Many people who’ve had an NDE report meeting deceased relatives during the experience, even if they didn’t know them when they were alive. This is how it’s described in Peter and Elizabeth Fenwick’s book The Art Of Dying:

“An elderly lady named Sarah frequently sees a gentleman in a top hat whom she does not know. She wonders about him but is not unduly concerned. One day while shopping, she suddenly has the overwhelming feeling that her time on earth is up and that it’s time to go home ‘to where I came from’.

“She then finds herself traveling along a road, approaching a house that has a porch with pillars. She walks up to the door and rings the bell. A stranger opens the door, she asks ‘Does so-and-so live here?’ The reply comes back – ‘I’m afraid not.’

“She is then aware of being in a garden containing many flowers and fine fruit trees, of it being summer, and that she is in a beautiful place. She asks the stranger ‘Is this heaven?’ The reply comes back – ‘I’m afraid it’s not quite like that, but this is where you’ll find your loved ones’.

“She reaches for her husband’s hand. Although they did not touch or speak to each other during the vision, she knows that it is her husband’s hand, but younger and with a firm grip.”

This lady also sees people who are not relatives – they are friends of hers from school days. She hears their voices congratulating her.

I would say this sounds similar to an LBL. There seems to be no doubt that both can be life-changing experiences, so is there any evidence either experience might be telling us something about life after death?

Many books and articles suggest reincarnation is a scientific fact.

But at present, the best evidence for reincarnation comes from children who remember details of their past lives.

One of the most famous case is that of Shanti Devi, born in Delhi in 1926. When she was only four years old, she claimed to recognize her previous family and drew pictures of her husband (whom she claimed to remember). The information given by the girl about her former life was found to be true, including details which could not possibly have been known or guessed, such as names, dates and places.

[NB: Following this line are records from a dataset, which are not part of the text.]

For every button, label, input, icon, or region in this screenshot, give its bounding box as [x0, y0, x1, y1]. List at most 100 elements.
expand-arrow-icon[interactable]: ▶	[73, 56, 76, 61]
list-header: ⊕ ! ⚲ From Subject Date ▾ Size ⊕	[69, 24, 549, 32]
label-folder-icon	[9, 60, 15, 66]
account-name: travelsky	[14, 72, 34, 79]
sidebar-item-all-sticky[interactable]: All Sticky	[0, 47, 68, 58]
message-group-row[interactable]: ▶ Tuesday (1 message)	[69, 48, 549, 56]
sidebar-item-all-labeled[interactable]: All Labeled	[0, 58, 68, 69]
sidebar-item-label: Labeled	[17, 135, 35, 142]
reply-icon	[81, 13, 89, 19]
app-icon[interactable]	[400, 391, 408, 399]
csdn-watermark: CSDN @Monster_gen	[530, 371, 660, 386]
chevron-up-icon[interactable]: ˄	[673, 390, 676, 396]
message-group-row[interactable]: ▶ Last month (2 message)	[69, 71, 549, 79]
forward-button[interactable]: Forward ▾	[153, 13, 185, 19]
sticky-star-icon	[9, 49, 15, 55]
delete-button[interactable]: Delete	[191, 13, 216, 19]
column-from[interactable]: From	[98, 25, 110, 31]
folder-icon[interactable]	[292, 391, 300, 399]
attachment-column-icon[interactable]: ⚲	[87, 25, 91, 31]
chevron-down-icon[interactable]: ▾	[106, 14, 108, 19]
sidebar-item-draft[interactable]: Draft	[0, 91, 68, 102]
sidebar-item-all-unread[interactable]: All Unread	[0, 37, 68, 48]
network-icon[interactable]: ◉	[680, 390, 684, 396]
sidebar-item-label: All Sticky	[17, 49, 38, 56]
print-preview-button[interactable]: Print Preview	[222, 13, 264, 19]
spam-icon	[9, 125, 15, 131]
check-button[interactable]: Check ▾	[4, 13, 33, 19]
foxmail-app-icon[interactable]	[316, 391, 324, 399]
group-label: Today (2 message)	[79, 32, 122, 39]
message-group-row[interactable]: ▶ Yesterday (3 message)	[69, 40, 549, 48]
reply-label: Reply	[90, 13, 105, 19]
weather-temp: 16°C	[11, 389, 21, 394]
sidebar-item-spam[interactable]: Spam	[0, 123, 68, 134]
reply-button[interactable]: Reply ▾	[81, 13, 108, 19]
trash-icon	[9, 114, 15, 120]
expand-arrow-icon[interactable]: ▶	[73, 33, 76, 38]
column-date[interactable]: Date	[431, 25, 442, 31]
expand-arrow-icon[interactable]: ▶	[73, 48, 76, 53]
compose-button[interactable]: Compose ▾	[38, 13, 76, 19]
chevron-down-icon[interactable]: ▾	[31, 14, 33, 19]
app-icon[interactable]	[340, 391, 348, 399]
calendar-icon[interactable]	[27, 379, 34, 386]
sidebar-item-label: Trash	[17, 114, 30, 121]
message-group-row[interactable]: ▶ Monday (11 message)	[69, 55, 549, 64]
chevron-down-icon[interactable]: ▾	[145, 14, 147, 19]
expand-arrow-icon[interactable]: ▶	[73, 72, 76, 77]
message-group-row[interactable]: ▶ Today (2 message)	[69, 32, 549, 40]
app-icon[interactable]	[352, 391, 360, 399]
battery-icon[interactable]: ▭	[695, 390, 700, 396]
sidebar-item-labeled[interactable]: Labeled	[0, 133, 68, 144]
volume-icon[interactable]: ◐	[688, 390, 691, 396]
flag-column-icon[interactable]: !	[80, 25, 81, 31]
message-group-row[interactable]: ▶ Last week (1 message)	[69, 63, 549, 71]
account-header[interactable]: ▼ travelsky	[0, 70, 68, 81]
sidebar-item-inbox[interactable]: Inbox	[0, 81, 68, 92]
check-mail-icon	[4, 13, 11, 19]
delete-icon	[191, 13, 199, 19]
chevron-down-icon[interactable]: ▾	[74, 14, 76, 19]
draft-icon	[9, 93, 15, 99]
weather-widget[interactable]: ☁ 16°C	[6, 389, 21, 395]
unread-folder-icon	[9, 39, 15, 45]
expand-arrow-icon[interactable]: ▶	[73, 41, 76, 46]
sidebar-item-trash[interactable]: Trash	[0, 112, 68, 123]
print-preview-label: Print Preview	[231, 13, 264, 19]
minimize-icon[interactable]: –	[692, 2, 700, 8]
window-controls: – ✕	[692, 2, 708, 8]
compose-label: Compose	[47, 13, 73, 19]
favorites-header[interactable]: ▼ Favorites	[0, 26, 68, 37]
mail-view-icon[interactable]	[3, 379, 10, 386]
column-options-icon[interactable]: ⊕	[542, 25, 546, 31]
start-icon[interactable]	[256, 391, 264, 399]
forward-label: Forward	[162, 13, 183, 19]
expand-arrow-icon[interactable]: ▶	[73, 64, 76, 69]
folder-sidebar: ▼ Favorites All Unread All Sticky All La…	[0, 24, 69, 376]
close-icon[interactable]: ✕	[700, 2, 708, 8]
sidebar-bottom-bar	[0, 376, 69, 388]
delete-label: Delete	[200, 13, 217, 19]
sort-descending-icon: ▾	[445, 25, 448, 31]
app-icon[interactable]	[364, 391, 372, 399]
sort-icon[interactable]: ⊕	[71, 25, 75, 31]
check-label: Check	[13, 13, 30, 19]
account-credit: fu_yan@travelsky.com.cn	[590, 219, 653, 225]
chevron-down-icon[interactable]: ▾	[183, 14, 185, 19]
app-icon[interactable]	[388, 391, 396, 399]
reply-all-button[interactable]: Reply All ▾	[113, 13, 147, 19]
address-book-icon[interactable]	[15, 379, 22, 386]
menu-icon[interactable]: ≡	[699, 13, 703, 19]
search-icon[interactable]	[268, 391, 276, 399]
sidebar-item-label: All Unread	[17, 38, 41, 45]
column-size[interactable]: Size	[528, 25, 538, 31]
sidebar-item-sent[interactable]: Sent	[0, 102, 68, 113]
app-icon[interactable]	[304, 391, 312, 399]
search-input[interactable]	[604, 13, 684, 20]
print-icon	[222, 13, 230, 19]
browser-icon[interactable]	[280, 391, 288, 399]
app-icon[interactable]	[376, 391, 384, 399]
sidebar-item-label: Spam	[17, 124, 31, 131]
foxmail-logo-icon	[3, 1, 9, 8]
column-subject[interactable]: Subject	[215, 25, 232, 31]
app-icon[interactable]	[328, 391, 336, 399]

The fact that information was found to be true is puzzling. Less impressive but more telling, some children who have a past life memory lapse into their old accent and language when recalling something from their previous life.

Many people believe that all cases in which children talk about past lives involve false memories created by their naive young minds under the influence of adults’ suggestions. This is one possible explanation, but not the only one. Skeptics claim they have conducted their own studies on children who have talked about past lives, yet these are just as likely biased from asking leading questions.

The reality is that scientists repeatedly say there is no evidence of life after death, yet reincarnation studies, life between lives reports and near-death experiences suggest otherwise.